Sevin: Wir kämpfen weiter. Alle Menschen, die hinter dem feministischen Streik stehen oder sich als Linke sehen, sollen alle ihre Mittel nutzen, um die Forderungen immer wieder und überall zu wiederholen und einzubringen. Sei dies, indem sie sich die Strassen nehmen, demonstrieren, Kundgebungen abhalten, Initiativen und Petitionen starten, am Arbeitsplatz streiken, sei es zu Beginn auch nur für eine Stunde. Alle, die sich im Parlament als links sehen, müssen die Forderungen in einer radikaleren Form voranbringen. Um unsere Ziele zu erreichen, braucht es uns alle.

Rita: Es geht genauso weiter wie vor dem Wahlergebnis: Wir stellen unsere Forderungen ins Zentrum unserer politischen Aktivitäten. Die Lohngleichheit muss durch einen staatlichen, griffigen Kontrollmechanismus garantiert werden. Care-Arbeit soll als Lohnarbeit anerkannt werden, damit sie auf die Rente einen Einfluss hat. Auszubauen sind die Massnahmen zur Bekämpfung von rassistischer und queerfeindlicher Gewalt.

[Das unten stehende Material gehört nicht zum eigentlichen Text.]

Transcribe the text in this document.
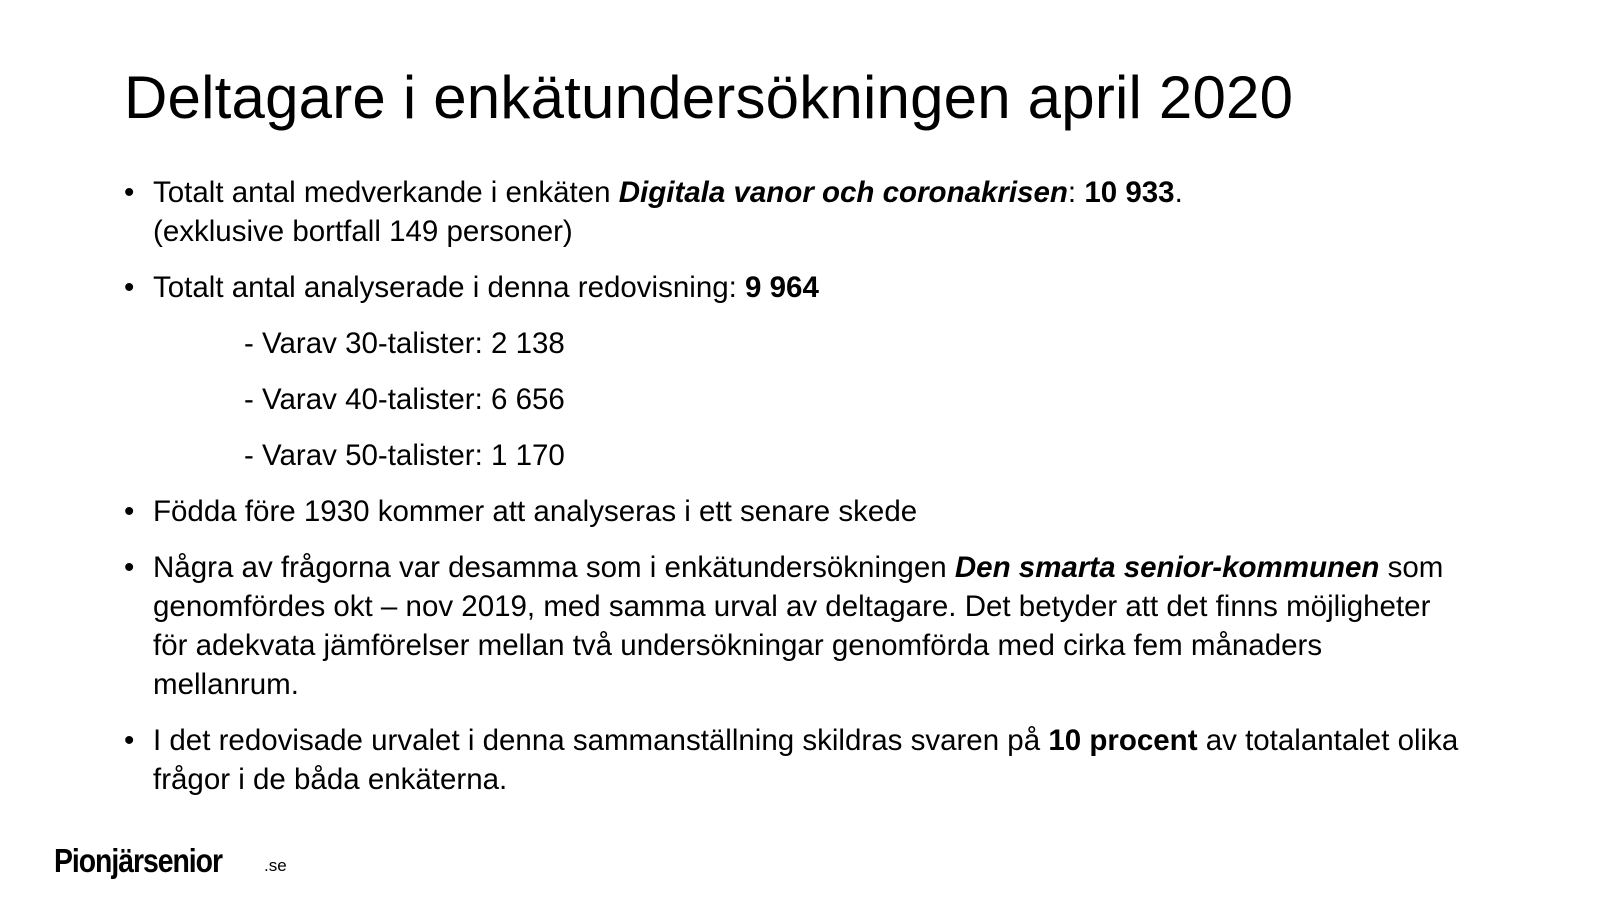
Deltagare i enkätundersökningen april 2020
• Totalt antal medverkande i enkäten Digitala vanor och coronakrisen: 10 933.
(exklusive bortfall 149 personer)
• Totalt antal analyserade i denna redovisning: 9 964
- Varav 30-talister: 2 138
- Varav 40-talister: 6 656
- Varav 50-talister: 1 170
• Födda före 1930 kommer att analyseras i ett senare skede
• Några av frågorna var desamma som i enkätundersökningen Den smarta senior-kommunen som genomfördes okt – nov 2019, med samma urval av deltagare. Det betyder att det finns möjligheter för adekvata jämförelser mellan två undersökningar genomförda med cirka fem månaders mellanrum.
• I det redovisade urvalet i denna sammanställning skildras svaren på 10 procent av totalantalet olika frågor i de båda enkäterna.
Pionjärsenior .se
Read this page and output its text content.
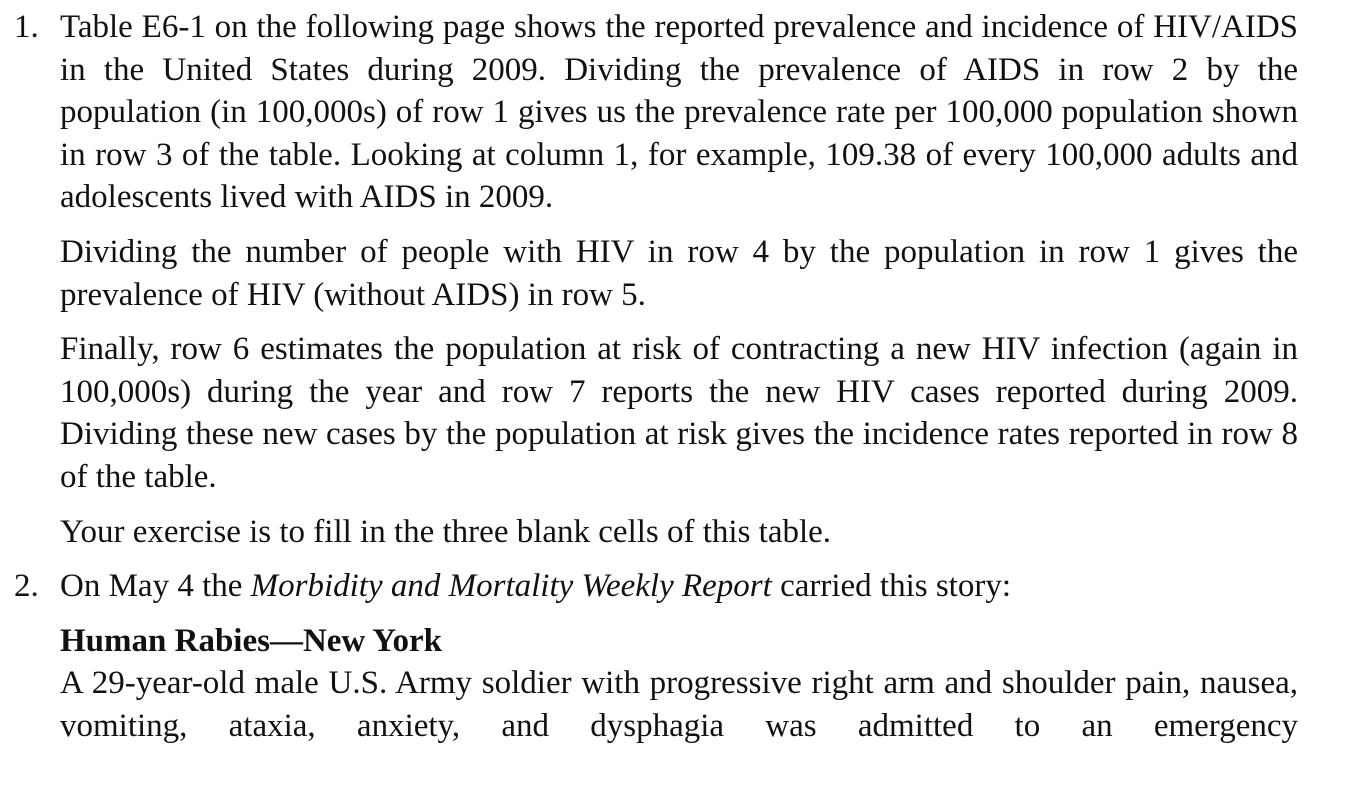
1. Table E6-1 on the following page shows the reported prevalence and incidence of HIV/AIDS in the United States during 2009. Dividing the prevalence of AIDS in row 2 by the population (in 100,000s) of row 1 gives us the prevalence rate per 100,000 population shown in row 3 of the table. Looking at column 1, for example, 109.38 of every 100,000 adults and adolescents lived with AIDS in 2009.

Dividing the number of people with HIV in row 4 by the population in row 1 gives the prevalence of HIV (without AIDS) in row 5.

Finally, row 6 estimates the population at risk of contracting a new HIV infection (again in 100,000s) during the year and row 7 reports the new HIV cases reported during 2009. Dividing these new cases by the population at risk gives the incidence rates reported in row 8 of the table.

Your exercise is to fill in the three blank cells of this table.

2. On May 4 the Morbidity and Mortality Weekly Report carried this story:

Human Rabies—New York

A 29-year-old male U.S. Army soldier with progressive right arm and shoulder pain, nausea, vomiting, ataxia, anxiety, and dysphagia was admitted to an emergency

Als Gesellschaft müssen wir gemeinsam Rassismus, Homophobie und Sexismus aus der Welt schaffen, denn darauf können wir alle definitiv verzichten. Zu erhalten und auszubauen sind alle Projekte, die die gesellschaftliche Teilnahme von Migrant:innen fördern. Die Massnahmen zum Klimaschutz müssen ausgebaut werden, und zwar sofort, denn einen Planet B haben wir nicht. Wir lehnen die BVG-Reform ab und fordern stattdessen, dass das 3-Säulen-Prinzip bei der Altersvorsorge abgeschafft wird zugunsten einer einzigen solidarischen Säule und öffentlichen Altersvorsorge, der AHV. Und die Einführung einer 13.AHV-Rente. Wie zuvor erwähnt: Wir haben noch viel Arbeit vor uns, packen wir sie gemeinsam an.